The next day, the secretary was gone — fired by a mayor who had heard the insult and gotten even.
The same thing happened after the Chicago Tribune wrote a front-page story under the headline, “Mob Ties to City Hall” by then-columnist Bob Wiedrich.
Byrne and her husband, former newspaper reporter Jay McMullen, were so livid about the suggestion of organized crime ties to their administration and to the Chicago Police Department, they made the unprecedented decision to evict the Tribune’s reporters from City Hall.
On Monday morning, my colleague Bob Davis, who covered City Hall for the Trib, arrived for work dressed in a suit for probably the first time in his working life. And it was a good thing he did. Every camera in the western world was on hand to ask Davis how he felt about the mayor of Chicago’s decision to violate the First Amendment
After a worldwide media beating, Byrne reversed the decision. But she wasn’t done getting even.
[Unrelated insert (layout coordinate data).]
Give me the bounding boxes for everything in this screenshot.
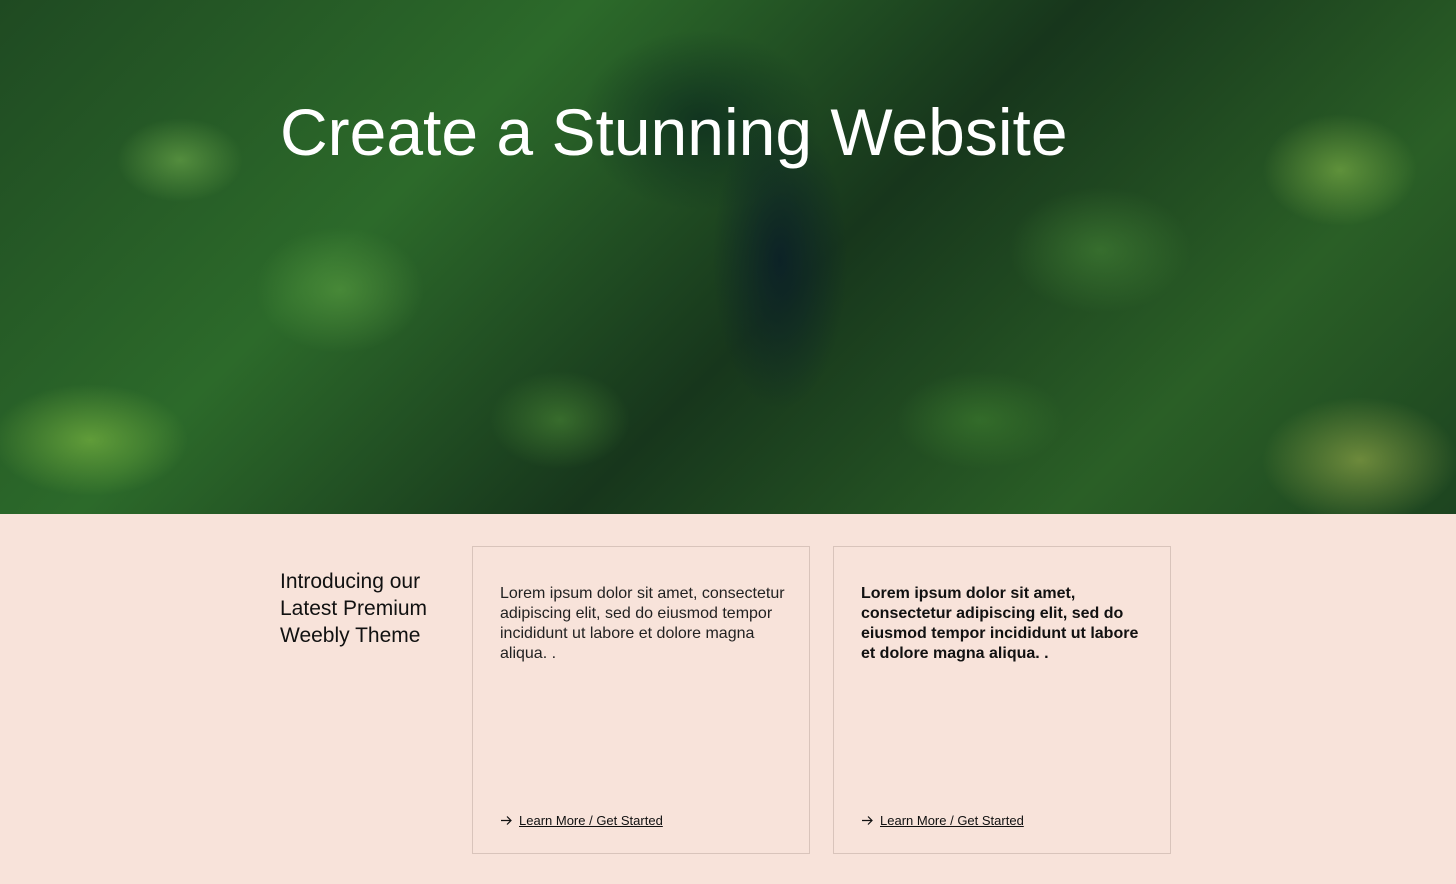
hero-banner: Create a Stunning Website <box>0 0 1456 514</box>
card-text: Lorem ipsum dolor sit amet, consectetur … <box>861 585 1139 662</box>
learn-more-label: Learn More / Get Started <box>519 813 663 828</box>
feature-card-1: Lorem ipsum dolor sit amet, consectetur … <box>472 546 810 854</box>
feature-card-2: Lorem ipsum dolor sit amet, consectetur … <box>833 546 1171 854</box>
hero-title: Create a Stunning Website <box>280 95 1068 169</box>
intro-heading: Introducing our Latest Premium Weebly Th… <box>280 570 428 647</box>
learn-more-link[interactable]: Learn More / Get Started <box>500 813 663 828</box>
arrow-right-icon <box>501 816 512 825</box>
card-text: Lorem ipsum dolor sit amet, consectetur … <box>500 585 785 662</box>
learn-more-label: Learn More / Get Started <box>880 813 1024 828</box>
learn-more-link[interactable]: Learn More / Get Started <box>861 813 1024 828</box>
features-section: Introducing our Latest Premium Weebly Th… <box>0 514 1456 884</box>
arrow-right-icon <box>862 816 873 825</box>
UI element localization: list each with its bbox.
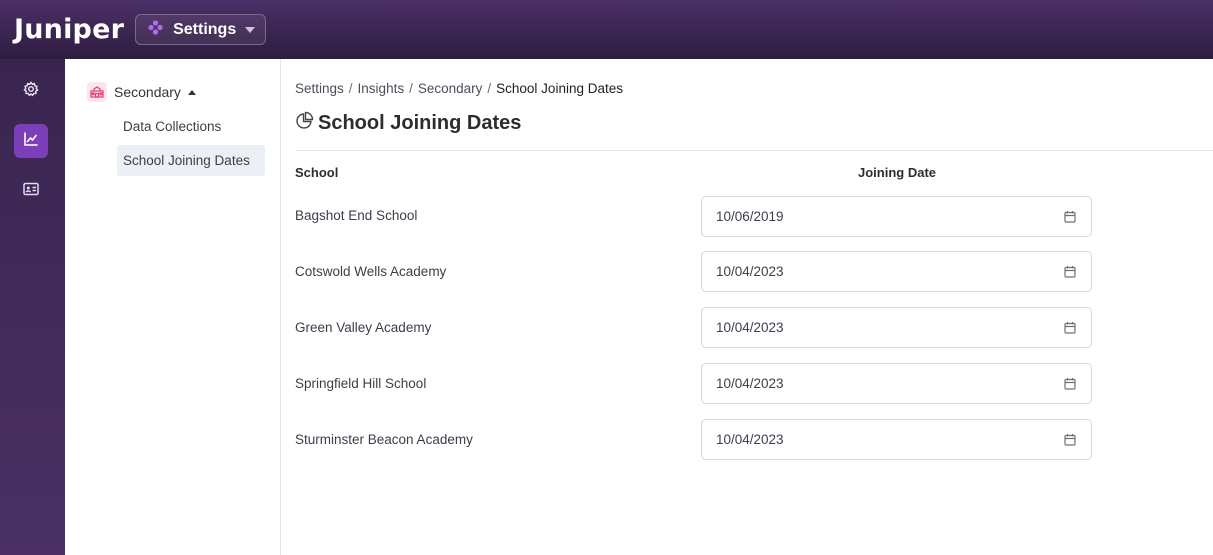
app-switcher-label: Settings bbox=[173, 20, 237, 38]
rail-insights-button[interactable] bbox=[14, 124, 48, 158]
date-value: 10/04/2023 bbox=[716, 432, 784, 447]
page-title-text: School Joining Dates bbox=[318, 111, 522, 134]
apps-icon bbox=[148, 19, 163, 40]
date-value: 10/04/2023 bbox=[716, 376, 784, 391]
title-divider bbox=[295, 150, 1213, 151]
nav-item-data-collections[interactable]: Data Collections bbox=[117, 111, 265, 142]
joining-date-input[interactable]: 10/04/2023 bbox=[701, 307, 1092, 348]
pie-chart-icon bbox=[295, 111, 314, 135]
id-card-icon bbox=[23, 182, 39, 201]
joining-date-input[interactable]: 10/04/2023 bbox=[701, 363, 1092, 404]
school-name: Bagshot End School bbox=[295, 208, 418, 223]
calendar-icon[interactable] bbox=[1063, 265, 1077, 279]
top-bar: Juniper Settings bbox=[0, 0, 1213, 59]
rail-settings-button[interactable] bbox=[14, 74, 48, 108]
school-name: Green Valley Academy bbox=[295, 320, 432, 335]
school-name: Cotswold Wells Academy bbox=[295, 264, 447, 279]
breadcrumb-settings[interactable]: Settings bbox=[295, 81, 344, 96]
section-nav: Secondary Data Collections School Joinin… bbox=[65, 59, 281, 555]
column-header-school: School bbox=[295, 165, 339, 180]
date-value: 10/06/2019 bbox=[716, 209, 784, 224]
breadcrumb: Settings / Insights / Secondary / School… bbox=[295, 81, 623, 96]
calendar-icon[interactable] bbox=[1063, 210, 1077, 224]
school-icon bbox=[87, 82, 107, 102]
breadcrumb-current: School Joining Dates bbox=[496, 81, 623, 96]
gear-icon bbox=[23, 80, 39, 102]
breadcrumb-separator: / bbox=[348, 81, 353, 96]
date-value: 10/04/2023 bbox=[716, 264, 784, 279]
app-switcher-button[interactable]: Settings bbox=[135, 14, 267, 45]
school-name: Springfield Hill School bbox=[295, 376, 427, 391]
juniper-logo[interactable]: Juniper bbox=[14, 14, 124, 45]
breadcrumb-separator: / bbox=[487, 81, 492, 96]
chevron-down-icon bbox=[245, 26, 256, 33]
joining-date-input[interactable]: 10/06/2019 bbox=[701, 196, 1092, 237]
breadcrumb-secondary[interactable]: Secondary bbox=[418, 81, 483, 96]
chevron-up-icon bbox=[187, 89, 196, 95]
breadcrumb-insights[interactable]: Insights bbox=[358, 81, 405, 96]
calendar-icon[interactable] bbox=[1063, 321, 1077, 335]
column-header-joining-date: Joining Date bbox=[858, 165, 937, 180]
nav-item-school-joining-dates[interactable]: School Joining Dates bbox=[117, 145, 265, 176]
joining-date-input[interactable]: 10/04/2023 bbox=[701, 419, 1092, 460]
rail-contacts-button[interactable] bbox=[14, 174, 48, 208]
joining-date-input[interactable]: 10/04/2023 bbox=[701, 251, 1092, 292]
calendar-icon[interactable] bbox=[1063, 433, 1077, 447]
date-value: 10/04/2023 bbox=[716, 320, 784, 335]
nav-group-secondary[interactable]: Secondary bbox=[87, 82, 196, 102]
calendar-icon[interactable] bbox=[1063, 377, 1077, 391]
icon-rail bbox=[0, 59, 65, 555]
school-name: Sturminster Beacon Academy bbox=[295, 432, 473, 447]
page-title: School Joining Dates bbox=[295, 111, 521, 135]
breadcrumb-separator: / bbox=[409, 81, 413, 96]
main-content: Settings / Insights / Secondary / School… bbox=[281, 59, 1213, 555]
nav-group-label: Secondary bbox=[114, 84, 181, 100]
chart-icon bbox=[23, 131, 39, 152]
Instead, she filled the City Hall press room with desks with name plates for publications that never covered City Hall, including La Raza and the Abendpost, a local German paper. There were so many empty desks in the room, we could hardly open the door. Byrne also had one of her patented “snits” and didn’t talk to the press for weeks.
That would be turn out to be a dress rehearsal for the final two years of Byrne’s administration.
During the first two years, she was a walking headline machine. We literally had to stake her out when she arrived for work, went to lunch and left City Hall for the day.
Sometimes, a decision to fire 50 people in the morning turned to 100 by noon and 500 by the end of the day. The same story had to be filed three times because the numbers changed.
She fired so many people for political reasons, triggering so many Shakman lawsuits, that McMullen, who served as Byrne’s $1-a-year press secretary, accused U.S. District Judge Nicholas Bua of running an “Orphans-of-the-Storm refuge for political hacks.”
But as she geared up for re-election, Byrne raised $10 million and turned her political future over to media consultant David Sawyer, who advised her to keep her mouth shut.
She became programmed, much the way that Mayor Rahm Emanuel is now.
It didn’t work, and it’s not the way I choose to remember Jane Byrne.
Like I said, she was one of the most natural, glib and gifted politicians I have ever covered. If only she had stayed true to her principles and played to her strengths.